Sadis & Goldberg specializes in counseling fund advisors and litigating on their behalf. We are available to discuss all matters related to fund formation, management, and litigation, including SEC enforcement actions. If you have any questions about the Jarkesy decision, an SEC enforcement action, or any related issue, please contact Douglas Hirsch (dhirsch@sadis.com), Sam Lieberman (slieberman@sadis.com), or Frank Restagno (frestagno@sadis.com).
[1] 2024 WL 3187811, at *7 (quoting Dimick v.

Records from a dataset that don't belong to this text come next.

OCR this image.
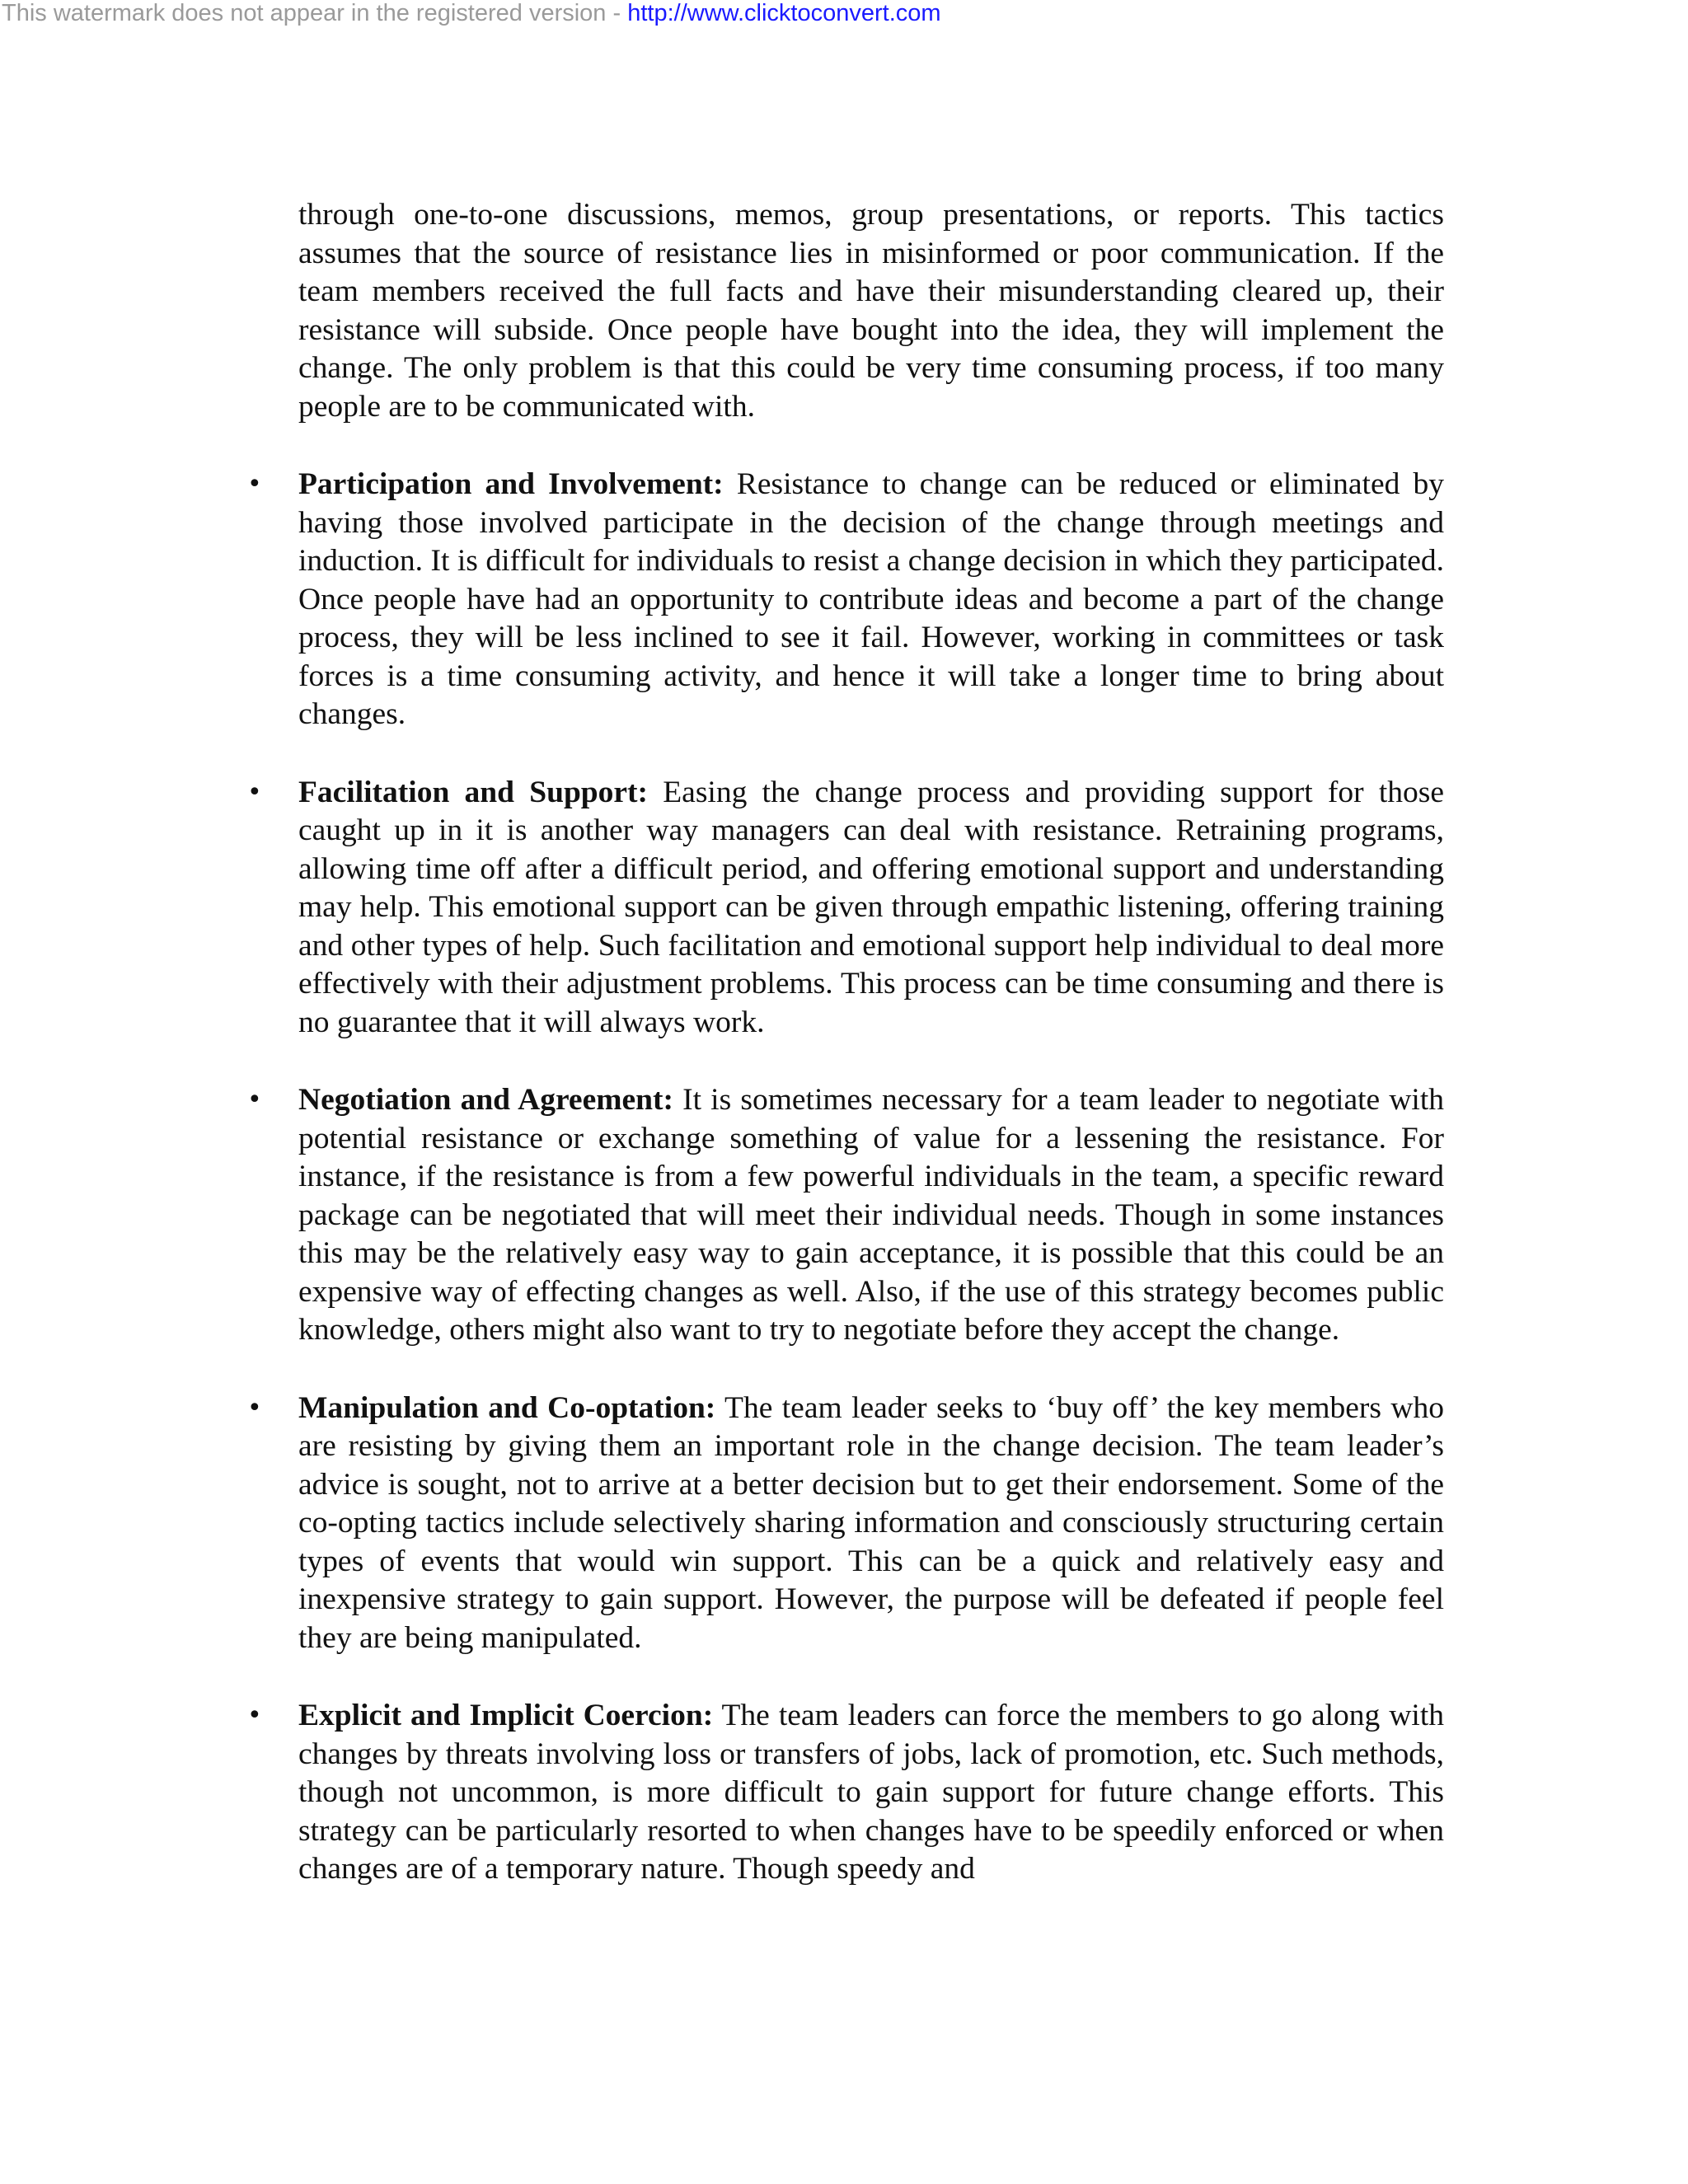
This watermark does not appear in the registered version - http://www.clicktoconvert.com

through one-to-one discussions, memos, group presentations, or reports. This tactics assumes that the source of resistance lies in misinformed or poor communication. If the team members received the full facts and have their misunderstanding cleared up, their resistance will subside. Once people have bought into the idea, they will implement the change. The only problem is that this could be very time consuming process, if too many people are to be communicated with.

• Participation and Involvement: Resistance to change can be reduced or eliminated by having those involved participate in the decision of the change through meetings and induction. It is difficult for individuals to resist a change decision in which they participated. Once people have had an opportunity to contribute ideas and become a part of the change process, they will be less inclined to see it fail. However, working in committees or task forces is a time consuming activity, and hence it will take a longer time to bring about changes.

• Facilitation and Support: Easing the change process and providing support for those caught up in it is another way managers can deal with resistance. Retraining programs, allowing time off after a difficult period, and offering emotional support and understanding may help. This emotional support can be given through empathic listening, offering training and other types of help. Such facilitation and emotional support help individual to deal more effectively with their adjustment problems. This process can be time consuming and there is no guarantee that it will always work.

• Negotiation and Agreement: It is sometimes necessary for a team leader to negotiate with potential resistance or exchange something of value for a lessening the resistance. For instance, if the resistance is from a few powerful individuals in the team, a specific reward package can be negotiated that will meet their individual needs. Though in some instances this may be the relatively easy way to gain acceptance, it is possible that this could be an expensive way of effecting changes as well. Also, if the use of this strategy becomes public knowledge, others might also want to try to negotiate before they accept the change.

• Manipulation and Co-optation: The team leader seeks to ‘buy off’ the key members who are resisting by giving them an important role in the change decision. The team leader’s advice is sought, not to arrive at a better decision but to get their endorsement. Some of the co-opting tactics include selectively sharing information and consciously structuring certain types of events that would win support. This can be a quick and relatively easy and inexpensive strategy to gain support. However, the purpose will be defeated if people feel they are being manipulated.

• Explicit and Implicit Coercion: The team leaders can force the members to go along with changes by threats involving loss or transfers of jobs, lack of promotion, etc. Such methods, though not uncommon, is more difficult to gain support for future change efforts. This strategy can be particularly resorted to when changes have to be speedily enforced or when changes are of a temporary nature. Though speedy and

Schiedt, 293 U.S. 474, 486 (1935)).
[4]Id. at *14. A concurring opinion by Justices Gorsuch and Thomas extended the analysis to include the Fifth Amendment’s Due Process clause, and added, among other things, that agency proceedings, unlike Article III trials, include no general right to discovery, looser rules of evidence, and accelerated trial schedules that compress the time to adjudicate complex issues. Id. at 18-19 (Gorsuch, J., concurring).
[5]Id. at *36 (Sotomayor, J., dissenting) (internal quotation marks omitted).